Şu halde, yaşama iradesinin kendisini hiçlikte nihayet bulan (mutlak anlamda hiçliğe dönüşen) saf fenomenler biçiminde dışa vurduğu söylenebilir. Bununla beraber fenomenlerle birlikte bu hiçlik yaşama iradesinin sınırları içinde kalır ve ona dayanır. Bunun bir ölçüde karanlık ve anlaşılmaz olduğunu kabul ediyorum.
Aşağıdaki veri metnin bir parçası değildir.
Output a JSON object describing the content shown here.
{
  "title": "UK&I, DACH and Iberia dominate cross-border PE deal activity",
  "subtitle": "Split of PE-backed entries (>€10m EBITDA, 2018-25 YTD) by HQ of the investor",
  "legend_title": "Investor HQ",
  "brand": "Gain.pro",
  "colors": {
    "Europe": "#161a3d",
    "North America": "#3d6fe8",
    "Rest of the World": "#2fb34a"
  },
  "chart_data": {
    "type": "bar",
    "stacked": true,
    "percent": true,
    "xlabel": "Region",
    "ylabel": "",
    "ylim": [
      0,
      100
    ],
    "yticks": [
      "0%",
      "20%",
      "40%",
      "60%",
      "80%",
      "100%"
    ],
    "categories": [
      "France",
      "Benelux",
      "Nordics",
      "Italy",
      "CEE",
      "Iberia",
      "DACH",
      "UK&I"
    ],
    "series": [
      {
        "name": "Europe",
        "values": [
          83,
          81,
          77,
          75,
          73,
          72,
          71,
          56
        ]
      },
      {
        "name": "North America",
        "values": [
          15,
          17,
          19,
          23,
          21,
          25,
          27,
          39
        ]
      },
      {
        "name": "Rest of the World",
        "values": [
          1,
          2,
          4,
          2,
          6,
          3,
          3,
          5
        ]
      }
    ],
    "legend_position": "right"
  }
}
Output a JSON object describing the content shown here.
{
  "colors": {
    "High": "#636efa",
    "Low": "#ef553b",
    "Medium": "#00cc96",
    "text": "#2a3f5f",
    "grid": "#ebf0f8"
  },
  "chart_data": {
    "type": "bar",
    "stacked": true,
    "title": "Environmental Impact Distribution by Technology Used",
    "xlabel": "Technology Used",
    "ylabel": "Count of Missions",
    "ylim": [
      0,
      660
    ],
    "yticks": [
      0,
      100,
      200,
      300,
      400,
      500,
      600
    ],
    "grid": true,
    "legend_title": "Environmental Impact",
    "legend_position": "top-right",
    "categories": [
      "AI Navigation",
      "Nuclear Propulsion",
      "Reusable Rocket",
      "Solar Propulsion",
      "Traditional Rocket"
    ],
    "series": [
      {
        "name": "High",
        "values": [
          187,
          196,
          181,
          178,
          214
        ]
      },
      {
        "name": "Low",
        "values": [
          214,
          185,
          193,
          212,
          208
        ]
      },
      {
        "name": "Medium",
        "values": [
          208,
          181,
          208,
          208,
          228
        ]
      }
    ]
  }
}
Eğer genel hatları içinde dünyanın gidişini ve özelde süratli bir halefiyet (zinciri) içerisinde birbirlerini takip ederken insanların ömürsüz ve sahte hayatlarını düşünmekten vazgeçip dikkatimizi hayatın ayrıntısına yöneltirsek onun ne denli gülünç bir oyuna benzediği aşikâr hale gelir: Tıpkı bir mikroskopta görülen ve infusoria (tek hücreli organizmalar) ile dolu olan bir su damlası, yahut başka türlü görülemeyecek küçük peynir kurtçukları yığınına benzer bir etki bırakır üzerimizde. Bu küçücük alanda etkinlikleri ve birbirleriyle mücadeleleri bizi nasıl da eğlendirir. En dar, en küçük alanda olduğu gibi, en kısa zaman dilimi içerisinde de, büyük ve ciddi etkinlik gülünç bir etki uyandırır.